Hot weather was coming. Over the years I have used York PA as an escape valve for a nice bike ride, even though the weather there is often just as hot as my hometown of Chapel Hill NC. On this particular June day York PA did indeed look to be cooler, with predicted overcast skies and highs in the mid seventies.
York is also culturally The North, a little over fifty miles above Baltimore MD. York PA was the only Union city conquered by the Confederates. Occupying forces stayed there for about three days in 1863, about a month before the Battle of Gettysburg. Despite qualms about my ancestors fighting for what now seems the wrong side of history, I still appreciate Southern style. It feels mildly exotic to bike around somewhere undeniably Yankee.
I would do this trip as a cycle up and back, parking in Parkton MD and biking north to York on the Torrey Brown / York County Heritage Rail Trail, then back again the next day.

Tootie needed our “good” car to visit our grandson Frankie. I could have driven our spare car, a 2004 Honda Accord with 195,000 miles but a rental VW Jetta for two days was only a hundred dollars. On a Tuesday morning I cycled two miles from our condo down the Chapel Hill hill to the Enterprise office. The folding Bike Friday fit easily in the trunk. By 8:30 AM I was driving north towards Virginia. Once near DC I-95 was, of course, a mess, creeping and crawling for hours at a time.
It had driven for six and a half hours when I pulled into Parkton MD. It’s not much of a town, just a few houses. There were parked cars scattered near the trail, across the road from a house that in this otherwise rural area was incongruously operating as a yoga studio. I had to assume no one would care if I left this rental sedan there for twenty four hours.
I started cycling down the lovely rail-trail. I am glad I asked “which way is York?” from a passing cyclist, since I honestly would have gone the wrong direction! The surface was unpaved but smooth.
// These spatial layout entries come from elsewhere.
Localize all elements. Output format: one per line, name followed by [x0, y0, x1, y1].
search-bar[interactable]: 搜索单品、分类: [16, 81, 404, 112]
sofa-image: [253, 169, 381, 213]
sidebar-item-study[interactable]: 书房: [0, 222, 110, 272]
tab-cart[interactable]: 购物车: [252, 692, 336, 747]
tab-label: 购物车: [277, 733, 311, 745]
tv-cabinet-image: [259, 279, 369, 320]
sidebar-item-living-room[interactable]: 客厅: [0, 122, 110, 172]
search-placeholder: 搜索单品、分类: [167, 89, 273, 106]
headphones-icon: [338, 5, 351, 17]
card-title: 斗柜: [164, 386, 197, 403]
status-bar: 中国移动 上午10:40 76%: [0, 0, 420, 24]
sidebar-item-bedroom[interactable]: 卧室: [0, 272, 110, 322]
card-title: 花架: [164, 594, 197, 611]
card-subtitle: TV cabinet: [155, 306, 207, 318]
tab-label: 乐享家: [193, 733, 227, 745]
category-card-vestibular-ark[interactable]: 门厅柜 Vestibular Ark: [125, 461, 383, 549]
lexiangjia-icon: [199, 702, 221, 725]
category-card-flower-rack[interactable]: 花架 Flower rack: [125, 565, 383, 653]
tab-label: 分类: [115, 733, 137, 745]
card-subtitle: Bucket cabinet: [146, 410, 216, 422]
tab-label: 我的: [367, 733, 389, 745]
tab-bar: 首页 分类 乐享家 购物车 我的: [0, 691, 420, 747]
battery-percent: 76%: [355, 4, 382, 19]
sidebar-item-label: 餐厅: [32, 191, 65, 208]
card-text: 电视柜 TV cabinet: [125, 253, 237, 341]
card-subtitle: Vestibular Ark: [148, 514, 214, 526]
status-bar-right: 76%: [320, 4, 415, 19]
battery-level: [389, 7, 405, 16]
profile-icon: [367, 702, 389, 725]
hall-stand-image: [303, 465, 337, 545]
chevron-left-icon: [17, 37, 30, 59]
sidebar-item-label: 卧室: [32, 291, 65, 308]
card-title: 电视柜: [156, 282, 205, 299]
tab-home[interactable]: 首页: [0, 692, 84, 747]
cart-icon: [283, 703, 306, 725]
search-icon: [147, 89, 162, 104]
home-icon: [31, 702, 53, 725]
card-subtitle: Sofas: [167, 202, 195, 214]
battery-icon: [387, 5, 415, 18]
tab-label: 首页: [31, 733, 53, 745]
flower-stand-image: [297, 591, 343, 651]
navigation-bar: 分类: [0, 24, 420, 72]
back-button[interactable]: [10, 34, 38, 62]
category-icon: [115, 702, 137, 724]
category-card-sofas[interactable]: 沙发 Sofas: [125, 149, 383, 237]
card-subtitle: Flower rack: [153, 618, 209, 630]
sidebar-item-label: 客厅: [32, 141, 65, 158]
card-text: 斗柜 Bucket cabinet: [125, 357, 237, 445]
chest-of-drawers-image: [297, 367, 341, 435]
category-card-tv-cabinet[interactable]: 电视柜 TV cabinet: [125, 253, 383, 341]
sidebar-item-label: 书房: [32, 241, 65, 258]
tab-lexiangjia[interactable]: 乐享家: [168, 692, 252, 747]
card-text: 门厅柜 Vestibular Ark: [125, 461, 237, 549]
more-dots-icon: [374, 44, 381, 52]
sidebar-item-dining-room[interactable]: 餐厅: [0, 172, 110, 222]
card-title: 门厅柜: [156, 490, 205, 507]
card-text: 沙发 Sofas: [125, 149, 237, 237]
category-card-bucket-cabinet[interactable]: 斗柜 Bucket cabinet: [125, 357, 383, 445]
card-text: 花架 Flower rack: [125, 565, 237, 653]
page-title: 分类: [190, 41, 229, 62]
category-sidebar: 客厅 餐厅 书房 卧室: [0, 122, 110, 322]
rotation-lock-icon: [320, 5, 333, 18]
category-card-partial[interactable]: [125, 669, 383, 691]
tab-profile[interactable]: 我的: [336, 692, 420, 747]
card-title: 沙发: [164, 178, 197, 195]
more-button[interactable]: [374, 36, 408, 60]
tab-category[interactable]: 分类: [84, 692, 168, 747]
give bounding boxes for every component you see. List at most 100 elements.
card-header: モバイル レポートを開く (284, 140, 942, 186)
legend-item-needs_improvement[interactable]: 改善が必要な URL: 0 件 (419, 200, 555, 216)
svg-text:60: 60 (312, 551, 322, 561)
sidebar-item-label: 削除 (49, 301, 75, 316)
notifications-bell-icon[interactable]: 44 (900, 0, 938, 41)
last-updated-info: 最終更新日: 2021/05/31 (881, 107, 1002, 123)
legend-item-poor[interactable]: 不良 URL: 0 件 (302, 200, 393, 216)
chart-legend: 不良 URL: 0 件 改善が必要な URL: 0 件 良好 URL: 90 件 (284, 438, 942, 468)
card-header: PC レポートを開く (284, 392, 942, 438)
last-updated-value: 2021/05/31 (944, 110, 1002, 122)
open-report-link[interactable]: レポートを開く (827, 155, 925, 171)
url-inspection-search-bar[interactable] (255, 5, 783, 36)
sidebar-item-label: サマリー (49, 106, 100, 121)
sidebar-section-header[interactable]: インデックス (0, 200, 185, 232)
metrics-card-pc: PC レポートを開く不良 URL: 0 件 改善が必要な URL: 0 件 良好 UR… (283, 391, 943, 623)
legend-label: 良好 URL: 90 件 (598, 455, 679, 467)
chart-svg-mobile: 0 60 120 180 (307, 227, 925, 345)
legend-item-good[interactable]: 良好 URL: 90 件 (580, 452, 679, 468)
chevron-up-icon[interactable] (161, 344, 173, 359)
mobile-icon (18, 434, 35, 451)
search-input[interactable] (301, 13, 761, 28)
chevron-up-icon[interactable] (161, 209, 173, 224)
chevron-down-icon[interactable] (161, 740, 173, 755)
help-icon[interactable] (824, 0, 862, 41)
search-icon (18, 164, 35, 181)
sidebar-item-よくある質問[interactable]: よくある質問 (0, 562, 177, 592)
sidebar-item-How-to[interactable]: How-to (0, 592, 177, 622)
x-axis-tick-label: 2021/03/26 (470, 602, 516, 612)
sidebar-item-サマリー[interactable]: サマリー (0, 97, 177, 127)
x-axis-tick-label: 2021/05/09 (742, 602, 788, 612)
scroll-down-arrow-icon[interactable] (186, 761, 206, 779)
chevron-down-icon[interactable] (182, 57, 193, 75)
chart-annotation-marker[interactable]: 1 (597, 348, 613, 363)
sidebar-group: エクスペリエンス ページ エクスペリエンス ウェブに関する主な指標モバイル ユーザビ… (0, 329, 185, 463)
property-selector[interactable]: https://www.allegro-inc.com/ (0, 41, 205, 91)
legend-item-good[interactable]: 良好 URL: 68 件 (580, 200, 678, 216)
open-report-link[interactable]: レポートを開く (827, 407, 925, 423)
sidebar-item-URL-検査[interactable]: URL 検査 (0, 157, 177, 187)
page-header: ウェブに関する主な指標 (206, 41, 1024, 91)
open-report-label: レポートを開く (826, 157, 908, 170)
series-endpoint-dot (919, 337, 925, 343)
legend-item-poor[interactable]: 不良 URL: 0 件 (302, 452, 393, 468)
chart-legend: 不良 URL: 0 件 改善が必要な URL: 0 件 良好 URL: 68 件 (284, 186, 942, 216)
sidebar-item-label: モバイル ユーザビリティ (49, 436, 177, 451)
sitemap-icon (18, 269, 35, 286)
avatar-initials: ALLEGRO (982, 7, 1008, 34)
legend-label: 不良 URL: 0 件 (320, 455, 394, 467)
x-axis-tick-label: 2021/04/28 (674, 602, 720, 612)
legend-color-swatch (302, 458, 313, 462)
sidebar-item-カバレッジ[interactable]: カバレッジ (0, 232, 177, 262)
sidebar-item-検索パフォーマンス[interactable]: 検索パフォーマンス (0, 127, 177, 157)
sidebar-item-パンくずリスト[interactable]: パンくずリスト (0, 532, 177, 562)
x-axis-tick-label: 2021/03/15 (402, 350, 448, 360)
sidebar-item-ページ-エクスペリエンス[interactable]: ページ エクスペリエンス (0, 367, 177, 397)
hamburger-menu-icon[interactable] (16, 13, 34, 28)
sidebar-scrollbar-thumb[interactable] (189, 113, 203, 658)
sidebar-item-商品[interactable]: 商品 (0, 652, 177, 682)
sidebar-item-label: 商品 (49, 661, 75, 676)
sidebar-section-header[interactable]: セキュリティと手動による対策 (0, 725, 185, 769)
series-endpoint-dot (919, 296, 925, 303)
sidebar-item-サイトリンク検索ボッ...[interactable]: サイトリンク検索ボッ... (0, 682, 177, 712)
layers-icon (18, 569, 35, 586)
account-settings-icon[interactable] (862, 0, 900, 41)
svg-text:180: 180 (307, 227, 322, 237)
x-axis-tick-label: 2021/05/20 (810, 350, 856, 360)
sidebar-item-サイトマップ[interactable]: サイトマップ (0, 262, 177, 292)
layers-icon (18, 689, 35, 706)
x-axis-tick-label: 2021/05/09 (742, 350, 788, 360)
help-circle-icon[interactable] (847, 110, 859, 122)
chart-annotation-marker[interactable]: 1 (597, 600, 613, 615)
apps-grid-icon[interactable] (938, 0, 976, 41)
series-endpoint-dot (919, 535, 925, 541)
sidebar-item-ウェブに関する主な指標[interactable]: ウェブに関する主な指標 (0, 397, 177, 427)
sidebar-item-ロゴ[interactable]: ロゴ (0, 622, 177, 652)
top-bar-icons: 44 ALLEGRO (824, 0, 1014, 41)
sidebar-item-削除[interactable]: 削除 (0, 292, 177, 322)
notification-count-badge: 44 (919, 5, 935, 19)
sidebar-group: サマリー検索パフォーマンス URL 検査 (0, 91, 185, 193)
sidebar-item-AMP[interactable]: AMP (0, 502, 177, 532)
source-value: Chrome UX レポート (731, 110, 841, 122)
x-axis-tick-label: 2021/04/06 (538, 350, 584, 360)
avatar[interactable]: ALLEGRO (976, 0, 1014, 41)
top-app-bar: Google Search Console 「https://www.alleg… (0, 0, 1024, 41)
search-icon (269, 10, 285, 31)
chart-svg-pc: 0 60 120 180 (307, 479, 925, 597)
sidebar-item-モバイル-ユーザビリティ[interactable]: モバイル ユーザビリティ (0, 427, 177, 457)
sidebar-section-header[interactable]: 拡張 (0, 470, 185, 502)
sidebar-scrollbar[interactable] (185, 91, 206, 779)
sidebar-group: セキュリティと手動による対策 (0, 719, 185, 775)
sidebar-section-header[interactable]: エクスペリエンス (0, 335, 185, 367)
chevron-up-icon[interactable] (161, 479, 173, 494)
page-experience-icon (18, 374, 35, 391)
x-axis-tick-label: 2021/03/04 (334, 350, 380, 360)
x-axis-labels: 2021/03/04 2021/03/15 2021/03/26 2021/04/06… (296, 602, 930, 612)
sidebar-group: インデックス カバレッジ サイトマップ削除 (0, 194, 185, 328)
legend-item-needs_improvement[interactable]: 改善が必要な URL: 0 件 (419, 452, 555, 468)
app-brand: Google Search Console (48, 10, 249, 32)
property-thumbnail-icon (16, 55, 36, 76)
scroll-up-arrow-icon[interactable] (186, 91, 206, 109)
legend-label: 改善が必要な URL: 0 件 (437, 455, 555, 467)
Maryland is now the nation’s wealthiest state per capita, but it did not feel wealthy out here, just peaceful. Maryland seems to do a better job than surrounding states in controlling suburban sprawl. On this path I saw signs repeatedly protesting a plan to build electrical transmission towers.


The path continued on and into Pennsylvania.

As I approached York I could see housing from the trail. Older North Carolina neighborhoods just do not look like this.

The trail passes through a former rail tunnel labelled year 1840.

The rail trail does come right into downtown York PA. York, population 45,000, has one or two downtown hotels but I stayed at an Airbnb in an early nineteenth century brick building with the eccentrically cluttered Pippi’s Pen Shoppe on its ground floor.


Pippi was closing for the day as I arrived, and she told me just to put the bike there inside her store, leaning it against a display case of ballpoints. I was given free rein of the entire building for the night and stayed in a two bedroom apartment on the upper two floors. There were low ceilings typical of a building of this era.
After checking in I walked around downtown and quickly found Holy Hound Taproom.

I ordered a porter. It was a pleasantly diverse scene at their bar and prices were low. I savored the beer, then walked back to my “hotel.”
Later on I found dinner at the bar of White Rose Bar & Grill which seemed by far the most crowded restaurant on a Tuesday night in downtown York.

York is in Pennsylvania but physically closer to Baltimore than Philadelphia. My dinner of chicken covered with crabmeat seemed Marylandish.
I talked to two guys in the construction business, in town for one night. They were proud of their company which they said was involved in the building of a new football stadium in Nashville TN, of all places.


I had designed this as a short trip. The next morning I did not wait for Pippi to open up her Pen Shoppe. I packed up the bicycle and departed, locking the door behind me. There would be three or four hours of cycling before driving the rental car six hours back to Chapel Hill NC. I found breakfast down the block at a tiny coffeehouse “manned” by just one woman. Their only breakfast was a pre-made burrito. It was quite good, actually, as was the book I was reading, about the art of writing, by the accomplished horror author Stephen King. The book was given to me by Cindy, one my New Orleans coterie of budding writers.

Before joining the rail trail York looked exotic in the morning light.

At its core York is an industrial city, including Harley-Davidson’s largest motorcycle plant. The bike path passes alongside a large Johnson Controls factory.

I cycled onward, south back towards where my car was parked.

Biking down the trail, through my bone conduction Shokz headphones I listened to the entire Muswell Hillbillies album by the Kinks.
Released in 1971 to poor sales, the record is now better appreciated. Songwriter Ray Davies grew up in the Muswell Hill section of north London listening not only to American blues and country, but also show tunes like Oklahoma. Like other British groups that attempt country music, the Kinks do not sound authentic, but Muswell Hillbillies speaks on its own terms. Davies had had visions of an America he had never visited while bemoaning the government imposed redevelopment of his London neighborhood. All twelve tracks on the album are distinctive, this the title song.
I cycled onward.

My rental VW Jetta was still there at the trailhead. I was home in Chapel Hill in time for dinner.